Although there are people who will sometimes say:
- Today is Thursday, the 24th of May, 2012.
There are also others who instead say the same thing this way:
- Today is Thursday, May 24th, 2012.
Certainly in the United States, the second way of mentioning a date is more common than the first. The long form sounds more formal to us, as in “on the Fourth of July” being more formal and long-winded than simply saying “on July 4th”.
It was pronouncing the month before the day out loud that gave to retaining that same original order when converted to digits: merely convert the month name to a natural number, and there you have your answer. What’s today’s date? It’s May 24th. Instead of writing May-24, we simply change the “May” to “5” and write 5-24 or ⁵⁄₂₄.

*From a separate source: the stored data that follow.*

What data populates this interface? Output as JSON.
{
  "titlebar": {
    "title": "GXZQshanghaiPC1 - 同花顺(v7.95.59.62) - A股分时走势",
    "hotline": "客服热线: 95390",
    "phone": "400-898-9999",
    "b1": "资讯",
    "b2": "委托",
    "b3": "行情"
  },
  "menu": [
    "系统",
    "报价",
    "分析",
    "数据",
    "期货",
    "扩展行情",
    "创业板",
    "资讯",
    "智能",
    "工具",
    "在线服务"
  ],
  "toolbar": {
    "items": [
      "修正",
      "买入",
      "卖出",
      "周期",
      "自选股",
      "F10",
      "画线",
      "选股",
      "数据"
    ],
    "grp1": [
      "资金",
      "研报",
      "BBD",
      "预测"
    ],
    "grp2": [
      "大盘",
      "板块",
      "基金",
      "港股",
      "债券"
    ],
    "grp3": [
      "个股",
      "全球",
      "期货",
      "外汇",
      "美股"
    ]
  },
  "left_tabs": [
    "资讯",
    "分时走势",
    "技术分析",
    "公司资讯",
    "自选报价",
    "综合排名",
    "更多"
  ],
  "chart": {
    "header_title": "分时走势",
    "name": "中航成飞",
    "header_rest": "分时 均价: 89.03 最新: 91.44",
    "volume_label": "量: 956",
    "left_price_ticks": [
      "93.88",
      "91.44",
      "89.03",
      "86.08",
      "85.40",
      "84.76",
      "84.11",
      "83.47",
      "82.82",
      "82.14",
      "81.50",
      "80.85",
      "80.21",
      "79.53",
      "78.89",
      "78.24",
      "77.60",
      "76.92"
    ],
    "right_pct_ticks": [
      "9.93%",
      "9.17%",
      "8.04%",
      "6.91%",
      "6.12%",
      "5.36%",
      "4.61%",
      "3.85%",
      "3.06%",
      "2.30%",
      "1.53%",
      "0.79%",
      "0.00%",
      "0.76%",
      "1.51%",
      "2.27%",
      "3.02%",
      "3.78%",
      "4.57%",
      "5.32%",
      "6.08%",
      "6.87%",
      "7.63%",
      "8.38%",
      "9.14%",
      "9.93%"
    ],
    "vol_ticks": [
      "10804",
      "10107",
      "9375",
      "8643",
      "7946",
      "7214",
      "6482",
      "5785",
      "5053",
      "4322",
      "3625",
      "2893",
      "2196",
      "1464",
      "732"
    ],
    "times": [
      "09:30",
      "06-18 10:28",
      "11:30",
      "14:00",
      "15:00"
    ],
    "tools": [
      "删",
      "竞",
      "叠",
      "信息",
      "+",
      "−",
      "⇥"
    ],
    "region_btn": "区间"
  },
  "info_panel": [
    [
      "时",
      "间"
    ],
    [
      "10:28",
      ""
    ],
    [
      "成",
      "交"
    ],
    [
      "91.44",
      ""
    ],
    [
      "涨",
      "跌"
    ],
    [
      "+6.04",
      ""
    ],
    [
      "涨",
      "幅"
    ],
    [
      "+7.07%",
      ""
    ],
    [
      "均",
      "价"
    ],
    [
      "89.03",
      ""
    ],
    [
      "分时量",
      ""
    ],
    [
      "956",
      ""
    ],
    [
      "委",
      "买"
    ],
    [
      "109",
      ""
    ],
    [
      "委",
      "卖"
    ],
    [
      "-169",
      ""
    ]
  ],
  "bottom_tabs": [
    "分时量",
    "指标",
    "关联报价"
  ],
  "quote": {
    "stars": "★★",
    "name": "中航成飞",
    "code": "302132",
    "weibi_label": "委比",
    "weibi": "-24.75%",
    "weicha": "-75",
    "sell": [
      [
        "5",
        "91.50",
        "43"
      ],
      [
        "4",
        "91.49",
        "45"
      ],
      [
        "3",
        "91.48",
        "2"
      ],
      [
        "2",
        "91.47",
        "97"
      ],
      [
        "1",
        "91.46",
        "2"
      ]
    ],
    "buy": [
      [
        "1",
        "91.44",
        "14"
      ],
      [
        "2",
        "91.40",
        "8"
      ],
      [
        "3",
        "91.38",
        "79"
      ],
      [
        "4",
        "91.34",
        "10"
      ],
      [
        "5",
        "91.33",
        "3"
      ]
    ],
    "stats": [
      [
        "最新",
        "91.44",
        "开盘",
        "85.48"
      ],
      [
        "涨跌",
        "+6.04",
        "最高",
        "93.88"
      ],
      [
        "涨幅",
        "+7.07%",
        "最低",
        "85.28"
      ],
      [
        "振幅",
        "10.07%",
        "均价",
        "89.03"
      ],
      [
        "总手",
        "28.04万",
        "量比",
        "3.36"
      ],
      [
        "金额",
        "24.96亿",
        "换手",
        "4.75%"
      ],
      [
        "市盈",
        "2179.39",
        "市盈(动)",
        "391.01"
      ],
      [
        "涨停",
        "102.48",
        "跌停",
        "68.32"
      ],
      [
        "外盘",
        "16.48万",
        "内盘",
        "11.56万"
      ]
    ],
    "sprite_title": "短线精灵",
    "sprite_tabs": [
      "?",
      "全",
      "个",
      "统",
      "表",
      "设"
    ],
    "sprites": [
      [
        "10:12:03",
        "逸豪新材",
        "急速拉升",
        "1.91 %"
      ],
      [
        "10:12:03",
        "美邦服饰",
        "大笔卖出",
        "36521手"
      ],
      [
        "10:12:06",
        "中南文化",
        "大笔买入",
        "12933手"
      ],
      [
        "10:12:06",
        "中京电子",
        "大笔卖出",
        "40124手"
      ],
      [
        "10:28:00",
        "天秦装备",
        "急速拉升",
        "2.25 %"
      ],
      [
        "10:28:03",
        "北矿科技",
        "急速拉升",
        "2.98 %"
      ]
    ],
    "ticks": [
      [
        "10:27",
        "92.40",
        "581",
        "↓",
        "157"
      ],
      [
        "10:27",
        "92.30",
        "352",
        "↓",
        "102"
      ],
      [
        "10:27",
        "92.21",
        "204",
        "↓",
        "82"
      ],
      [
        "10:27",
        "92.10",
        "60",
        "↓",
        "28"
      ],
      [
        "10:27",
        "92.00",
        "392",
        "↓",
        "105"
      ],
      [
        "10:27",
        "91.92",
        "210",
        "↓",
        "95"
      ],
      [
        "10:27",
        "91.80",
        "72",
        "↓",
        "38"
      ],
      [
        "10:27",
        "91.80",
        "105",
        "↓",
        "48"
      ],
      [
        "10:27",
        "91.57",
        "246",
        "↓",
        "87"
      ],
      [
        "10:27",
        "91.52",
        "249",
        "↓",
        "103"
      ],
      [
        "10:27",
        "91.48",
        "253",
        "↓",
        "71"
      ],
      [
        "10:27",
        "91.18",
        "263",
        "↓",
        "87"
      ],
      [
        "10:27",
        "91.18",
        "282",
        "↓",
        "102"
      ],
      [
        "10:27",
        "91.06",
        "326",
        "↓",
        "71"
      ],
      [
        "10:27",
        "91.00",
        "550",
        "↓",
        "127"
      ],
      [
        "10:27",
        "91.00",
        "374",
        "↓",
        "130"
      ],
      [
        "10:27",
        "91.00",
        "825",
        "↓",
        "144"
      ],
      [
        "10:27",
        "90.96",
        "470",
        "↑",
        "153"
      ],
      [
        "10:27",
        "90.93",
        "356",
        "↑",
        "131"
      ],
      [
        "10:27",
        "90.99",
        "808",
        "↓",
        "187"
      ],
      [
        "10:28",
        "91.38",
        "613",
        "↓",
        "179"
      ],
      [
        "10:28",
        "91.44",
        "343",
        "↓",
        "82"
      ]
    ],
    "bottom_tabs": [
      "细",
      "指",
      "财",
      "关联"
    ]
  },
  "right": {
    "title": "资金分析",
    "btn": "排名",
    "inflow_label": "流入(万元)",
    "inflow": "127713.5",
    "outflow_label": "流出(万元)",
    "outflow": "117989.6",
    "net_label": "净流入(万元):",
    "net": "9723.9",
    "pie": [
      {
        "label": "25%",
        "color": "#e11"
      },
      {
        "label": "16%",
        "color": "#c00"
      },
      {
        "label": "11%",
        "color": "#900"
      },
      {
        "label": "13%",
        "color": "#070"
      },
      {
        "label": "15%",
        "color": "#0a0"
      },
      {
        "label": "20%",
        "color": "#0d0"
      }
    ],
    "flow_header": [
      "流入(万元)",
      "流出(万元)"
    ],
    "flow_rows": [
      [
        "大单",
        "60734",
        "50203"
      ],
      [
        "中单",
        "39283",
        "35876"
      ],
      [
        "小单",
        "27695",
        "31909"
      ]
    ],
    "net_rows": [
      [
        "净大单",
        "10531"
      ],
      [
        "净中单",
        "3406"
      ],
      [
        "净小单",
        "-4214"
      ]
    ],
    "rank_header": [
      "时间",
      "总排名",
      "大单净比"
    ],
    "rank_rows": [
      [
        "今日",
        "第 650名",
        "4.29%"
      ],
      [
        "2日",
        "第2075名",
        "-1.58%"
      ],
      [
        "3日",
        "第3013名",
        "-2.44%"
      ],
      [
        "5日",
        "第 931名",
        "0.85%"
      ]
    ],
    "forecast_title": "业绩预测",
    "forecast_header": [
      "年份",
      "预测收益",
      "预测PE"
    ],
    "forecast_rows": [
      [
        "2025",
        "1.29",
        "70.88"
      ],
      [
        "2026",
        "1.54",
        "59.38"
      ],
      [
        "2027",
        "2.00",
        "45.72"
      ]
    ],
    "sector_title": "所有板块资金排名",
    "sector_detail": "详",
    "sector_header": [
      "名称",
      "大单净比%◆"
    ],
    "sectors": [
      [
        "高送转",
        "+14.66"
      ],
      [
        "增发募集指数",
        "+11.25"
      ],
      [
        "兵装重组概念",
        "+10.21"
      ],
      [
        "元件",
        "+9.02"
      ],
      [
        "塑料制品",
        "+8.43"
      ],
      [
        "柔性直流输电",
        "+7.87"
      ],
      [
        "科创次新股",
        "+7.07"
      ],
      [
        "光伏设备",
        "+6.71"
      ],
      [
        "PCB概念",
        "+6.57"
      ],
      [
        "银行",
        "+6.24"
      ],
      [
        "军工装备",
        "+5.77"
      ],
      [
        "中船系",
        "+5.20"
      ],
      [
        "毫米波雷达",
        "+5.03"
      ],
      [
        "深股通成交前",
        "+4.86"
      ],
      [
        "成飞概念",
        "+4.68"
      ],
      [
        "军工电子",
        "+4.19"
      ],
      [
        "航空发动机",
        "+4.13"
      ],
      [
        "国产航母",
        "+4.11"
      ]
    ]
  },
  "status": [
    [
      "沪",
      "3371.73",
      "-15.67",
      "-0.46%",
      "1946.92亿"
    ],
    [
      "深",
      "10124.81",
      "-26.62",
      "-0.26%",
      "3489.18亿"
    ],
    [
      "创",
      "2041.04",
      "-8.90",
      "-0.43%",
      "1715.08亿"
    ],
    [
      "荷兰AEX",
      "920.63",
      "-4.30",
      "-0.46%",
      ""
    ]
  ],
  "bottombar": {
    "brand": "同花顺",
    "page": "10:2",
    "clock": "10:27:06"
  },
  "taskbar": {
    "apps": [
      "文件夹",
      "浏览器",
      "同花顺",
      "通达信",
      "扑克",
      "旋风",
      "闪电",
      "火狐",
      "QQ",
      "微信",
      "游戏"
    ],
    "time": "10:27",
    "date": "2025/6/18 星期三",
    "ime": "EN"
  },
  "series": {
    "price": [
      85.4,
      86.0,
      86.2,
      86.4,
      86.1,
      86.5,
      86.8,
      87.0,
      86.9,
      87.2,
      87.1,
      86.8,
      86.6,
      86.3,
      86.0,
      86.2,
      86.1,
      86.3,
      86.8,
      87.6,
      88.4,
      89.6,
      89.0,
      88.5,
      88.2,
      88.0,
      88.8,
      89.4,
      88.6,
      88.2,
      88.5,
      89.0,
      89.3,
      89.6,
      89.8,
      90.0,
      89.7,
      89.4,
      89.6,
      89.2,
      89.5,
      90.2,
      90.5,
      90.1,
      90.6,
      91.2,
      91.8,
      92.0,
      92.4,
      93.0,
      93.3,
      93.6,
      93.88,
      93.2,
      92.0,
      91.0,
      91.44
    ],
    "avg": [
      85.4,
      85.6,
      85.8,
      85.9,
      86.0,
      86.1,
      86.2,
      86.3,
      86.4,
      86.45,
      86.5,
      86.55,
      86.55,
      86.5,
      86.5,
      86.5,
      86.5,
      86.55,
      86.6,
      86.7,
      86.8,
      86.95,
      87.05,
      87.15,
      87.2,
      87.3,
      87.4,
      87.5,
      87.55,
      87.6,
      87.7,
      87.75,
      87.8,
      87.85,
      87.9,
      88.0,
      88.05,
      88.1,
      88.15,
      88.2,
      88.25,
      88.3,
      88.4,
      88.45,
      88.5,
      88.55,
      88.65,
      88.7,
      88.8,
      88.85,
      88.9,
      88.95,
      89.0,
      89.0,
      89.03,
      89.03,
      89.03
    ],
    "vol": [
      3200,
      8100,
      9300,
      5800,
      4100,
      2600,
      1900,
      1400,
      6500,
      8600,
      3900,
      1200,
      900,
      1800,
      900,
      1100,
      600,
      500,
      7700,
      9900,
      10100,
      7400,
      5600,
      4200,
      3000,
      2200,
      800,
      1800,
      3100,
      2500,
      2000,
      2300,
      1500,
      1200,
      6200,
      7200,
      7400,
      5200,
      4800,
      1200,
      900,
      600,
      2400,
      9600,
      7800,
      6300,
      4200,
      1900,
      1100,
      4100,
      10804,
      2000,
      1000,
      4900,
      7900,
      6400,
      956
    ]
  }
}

That way it follows the natural language order and so requires no mental gymnastics to switch things around when speaking the date aloud. Similarly “September 11th” gets written ⁹⁄₁₁, etc.
The full spoken form with the year, “May 24th, 2012”, then becomes the written shorthand “5/24/2012”, or often just “5/24/12”. “Christmas of 2001” can be, and somewhat annoying often is, written “12/25/1”, while “January 25th, 2012” becomes “1/25/12”.
This isn’t usually any sort of problem because of universal consensus on how to interpret such things in the United States. If you write day/month/year in America, you will not be understood. Although I myself prefer the ISO notation, normal people do not use it in their daily affairs.